«Что же произошло в Иркутске? — сообщал Раевский. — А произошло то, что Неклюдову подсунули незаряженный пистолет. Беклемишев еще до сигнала о начале дуэли подбежал к Неклюдову и в упор выстрелил в него. Через несколько дней, — писал Раевский, — были похороны Неклюдова (замечательно, что вопреки духовному положению, воспрещающему отпевать убитых на дуэли наравне с самоубийцами, полиция сделала распоряжение отпеть Неклюдова и тем самым как бы признала его за убитого насильственно), по стечению народа самые многочисленные, какие когда-либо бывали в Иркутске за двухвековое его существование;…публика старалась выразить свое сочувствие к убитому и протестовать против виновника смерти».
Об иркутской дуэли «Колокол» получил ряд писем, среди них были и такие, в которых защищали Беклемишева, а Раевскому приписывалось, что после смерти Неклюдова «агенты приказчика питейного откупа Владимира Федосеевича Раевского произвели волнение в городе…».
На защиту Раевского выступил петрашевец Львов. В письме к Герцену он рассказал о его несчастной судьбе и непричастности к делу в Иркутске. «Совершенная ложь. — писал он. — что будто агенты Владимира Федосеевича Раевского после смерти Неклюдова произвели волнение в городе — по той простой причине, что Раевского там не было; он живет в семидесяти верстах от Иркутска, на Александровском заводе, и вот уже два года, как оттуда не выезжал…»
Беклемишев сильно озлобился на Раевского и поклялся всю жизнь мстить не только ему, но и его детям.
В то же время Герцену о Раевском писал Бакунин: «Раевский очень, очень умный человек… Он не педант-теоретик-догматик, нет, он одарен одним из тех бойких и метких русских умов, которые прямо бьют в сердце предмета и называют вещи по имени… разговор его остроумный, блестящий, едкий, в высшей степени увлекателен…» Хотя в первом письме к Герцену Бакунин дал отрицательную, несправедливую характеристику Раевскому и теперь как бы ее исправлял.
Петрашевцы, выступившие против несправедливости, вскоре за это поплатились. Петрашевский был выслан из Иркутска в Шушенское Минусинского округа. Львов был уволен со службы и в январе 1860 года вынужден на какое-то время переехать в Олонки к Раевскому. Там друзья часто засиживались допоздна. Беседовали
Львов хорошо знал старших сыновей Раевского. Они ничем не отличались от своих сверстников, в них он не увидел людей, способных продолжать начатое отцом дело, пойти по его трудному тернистому пути. Все это и дало ему повод в одном из писем к Завалишину при упоминании о детях Раевского заметить, что «умственный горизонт их тесен».

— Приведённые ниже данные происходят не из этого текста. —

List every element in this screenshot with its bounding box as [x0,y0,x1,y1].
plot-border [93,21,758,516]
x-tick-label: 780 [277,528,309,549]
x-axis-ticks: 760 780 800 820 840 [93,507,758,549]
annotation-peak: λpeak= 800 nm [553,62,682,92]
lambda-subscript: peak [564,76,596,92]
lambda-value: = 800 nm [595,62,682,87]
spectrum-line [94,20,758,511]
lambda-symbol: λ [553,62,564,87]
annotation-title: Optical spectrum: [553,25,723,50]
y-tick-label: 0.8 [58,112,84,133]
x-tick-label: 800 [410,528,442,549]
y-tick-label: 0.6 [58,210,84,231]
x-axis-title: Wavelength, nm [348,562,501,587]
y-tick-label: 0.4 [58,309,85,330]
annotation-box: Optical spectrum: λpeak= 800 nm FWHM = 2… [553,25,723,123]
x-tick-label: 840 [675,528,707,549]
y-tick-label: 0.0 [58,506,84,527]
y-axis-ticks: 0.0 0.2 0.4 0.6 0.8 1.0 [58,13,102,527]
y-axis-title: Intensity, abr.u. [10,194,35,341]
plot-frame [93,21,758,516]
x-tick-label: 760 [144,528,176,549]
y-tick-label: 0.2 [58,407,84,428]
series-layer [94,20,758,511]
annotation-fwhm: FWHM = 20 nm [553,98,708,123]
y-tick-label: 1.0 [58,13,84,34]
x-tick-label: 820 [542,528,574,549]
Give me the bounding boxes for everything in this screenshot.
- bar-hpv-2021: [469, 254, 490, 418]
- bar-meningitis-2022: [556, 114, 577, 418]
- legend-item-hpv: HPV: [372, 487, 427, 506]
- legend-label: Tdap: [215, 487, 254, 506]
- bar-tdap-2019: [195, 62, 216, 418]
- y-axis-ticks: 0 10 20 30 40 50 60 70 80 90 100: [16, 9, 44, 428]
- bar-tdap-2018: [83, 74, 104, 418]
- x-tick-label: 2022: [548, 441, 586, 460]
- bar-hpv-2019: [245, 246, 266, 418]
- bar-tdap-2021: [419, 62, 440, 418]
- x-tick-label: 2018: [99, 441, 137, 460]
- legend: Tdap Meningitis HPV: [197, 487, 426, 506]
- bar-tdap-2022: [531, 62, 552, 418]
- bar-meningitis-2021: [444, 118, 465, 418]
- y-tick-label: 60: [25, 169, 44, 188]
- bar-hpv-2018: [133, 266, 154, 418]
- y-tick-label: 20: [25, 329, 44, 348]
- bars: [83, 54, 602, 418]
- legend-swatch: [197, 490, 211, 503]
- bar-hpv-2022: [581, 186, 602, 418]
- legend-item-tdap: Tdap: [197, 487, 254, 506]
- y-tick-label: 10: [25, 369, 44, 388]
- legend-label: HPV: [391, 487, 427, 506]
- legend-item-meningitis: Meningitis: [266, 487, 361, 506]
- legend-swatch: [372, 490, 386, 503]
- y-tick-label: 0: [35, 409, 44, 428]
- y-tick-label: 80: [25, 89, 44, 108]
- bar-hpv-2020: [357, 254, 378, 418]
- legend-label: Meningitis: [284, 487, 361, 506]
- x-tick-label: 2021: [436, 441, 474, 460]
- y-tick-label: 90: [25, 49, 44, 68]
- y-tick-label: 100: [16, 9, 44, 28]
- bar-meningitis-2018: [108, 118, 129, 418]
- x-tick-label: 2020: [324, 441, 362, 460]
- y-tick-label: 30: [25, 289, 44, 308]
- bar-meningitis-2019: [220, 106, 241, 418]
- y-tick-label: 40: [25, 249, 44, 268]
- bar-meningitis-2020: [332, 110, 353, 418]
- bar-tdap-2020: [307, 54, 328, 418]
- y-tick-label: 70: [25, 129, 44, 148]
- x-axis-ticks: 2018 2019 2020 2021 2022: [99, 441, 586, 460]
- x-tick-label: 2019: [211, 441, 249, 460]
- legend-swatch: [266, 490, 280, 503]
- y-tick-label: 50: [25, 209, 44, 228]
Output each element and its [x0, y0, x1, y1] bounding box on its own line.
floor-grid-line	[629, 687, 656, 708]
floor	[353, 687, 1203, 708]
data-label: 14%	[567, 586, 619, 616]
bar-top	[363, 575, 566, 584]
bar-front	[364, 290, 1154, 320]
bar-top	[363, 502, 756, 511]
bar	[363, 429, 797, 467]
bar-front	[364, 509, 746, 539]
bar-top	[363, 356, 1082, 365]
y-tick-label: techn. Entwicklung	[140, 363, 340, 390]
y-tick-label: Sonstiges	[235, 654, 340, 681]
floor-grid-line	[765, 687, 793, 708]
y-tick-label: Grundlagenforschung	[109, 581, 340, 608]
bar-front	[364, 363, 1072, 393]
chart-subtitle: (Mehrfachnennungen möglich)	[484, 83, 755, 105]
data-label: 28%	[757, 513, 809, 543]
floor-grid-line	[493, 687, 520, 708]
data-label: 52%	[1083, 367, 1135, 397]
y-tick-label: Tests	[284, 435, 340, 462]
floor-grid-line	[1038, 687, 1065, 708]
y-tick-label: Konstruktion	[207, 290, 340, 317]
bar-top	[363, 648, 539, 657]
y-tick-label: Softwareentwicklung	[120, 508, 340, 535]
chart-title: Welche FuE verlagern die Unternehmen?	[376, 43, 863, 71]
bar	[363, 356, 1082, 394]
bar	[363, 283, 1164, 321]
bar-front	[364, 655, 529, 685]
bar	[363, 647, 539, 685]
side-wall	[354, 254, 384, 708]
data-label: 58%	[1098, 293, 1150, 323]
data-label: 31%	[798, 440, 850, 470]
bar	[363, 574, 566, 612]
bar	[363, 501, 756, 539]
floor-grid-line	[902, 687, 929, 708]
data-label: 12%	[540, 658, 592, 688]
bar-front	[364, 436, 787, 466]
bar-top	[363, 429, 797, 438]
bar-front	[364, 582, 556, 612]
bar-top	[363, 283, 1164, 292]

Сейчас Федор Николаевич, решив развеять грусть друга, сказал:
— Все это, Владимир Федосеевич, не предмет для грусти. Дети ваши такие же, как и у других, и чем-то даже лучше, но ведь давно сказано: кому определено ползать, тот никогда не взлетит. У вашего отца было много детей, но на благородный и трудный путь борьбы с самодержавием суждено было стать только вам. И, надеюсь, в конечном итоге не сожалеете?
— Разумеется, нет, Федор Николаевич, не сожалею, как и все мои единомышленники тех лет. Сожалею только о том, что мы так мало или почти ничего не сделали и не оставили ничего после себя людям в наследство…
— С этим, Владимир Федосеевич, я не могу согласиться. Разве Герцен, мы, петрашевцы, не ваши последователи? И еще будут… — утвердительно заявил Львов и сильно закашлялся. Его лицо покрылось потом.
Раевский быстро поднялся, вышел на кухню, возвратился с кружкой воды, и, подавая Львову, сказал:
— Глотните малость, Федор Николаевич.
Львов рукою отвел кружку и еще долго продолжал кашлять, а успокоившись, вытер платком лицо, сказал:
— Не помогает, дорогой Владимир Федосеевич. Сырые николаевские казематы оставили свой коварный след… Это также удар судьбы суровой…
На столе Раевского лежала раскрытая книжка стихов Пушкина.
— Владимир Федосеевич, я давно собирался спросить вас о Пушкине. Мне кто-то из наших общих знакомых рассказывал, что вы с ним дружили в бытность вашу
— Да, хотя я был старше его, но это не мешало нашей доброй дружбе. Он был весьма интересным собеседником. Открыто говорил обо всем, что его волновало. Пушкин никогда не спорил по пустякам. Не помню, говорил я вам или нет, издатель «Русского архива» Бертенев, зная о моей дружбе с Пушкиным во время службы в Кишиневе, попросил меня написать воспоминания. Я не сделал этого только потому, что нужно было бы часто употреблять личное местоимение.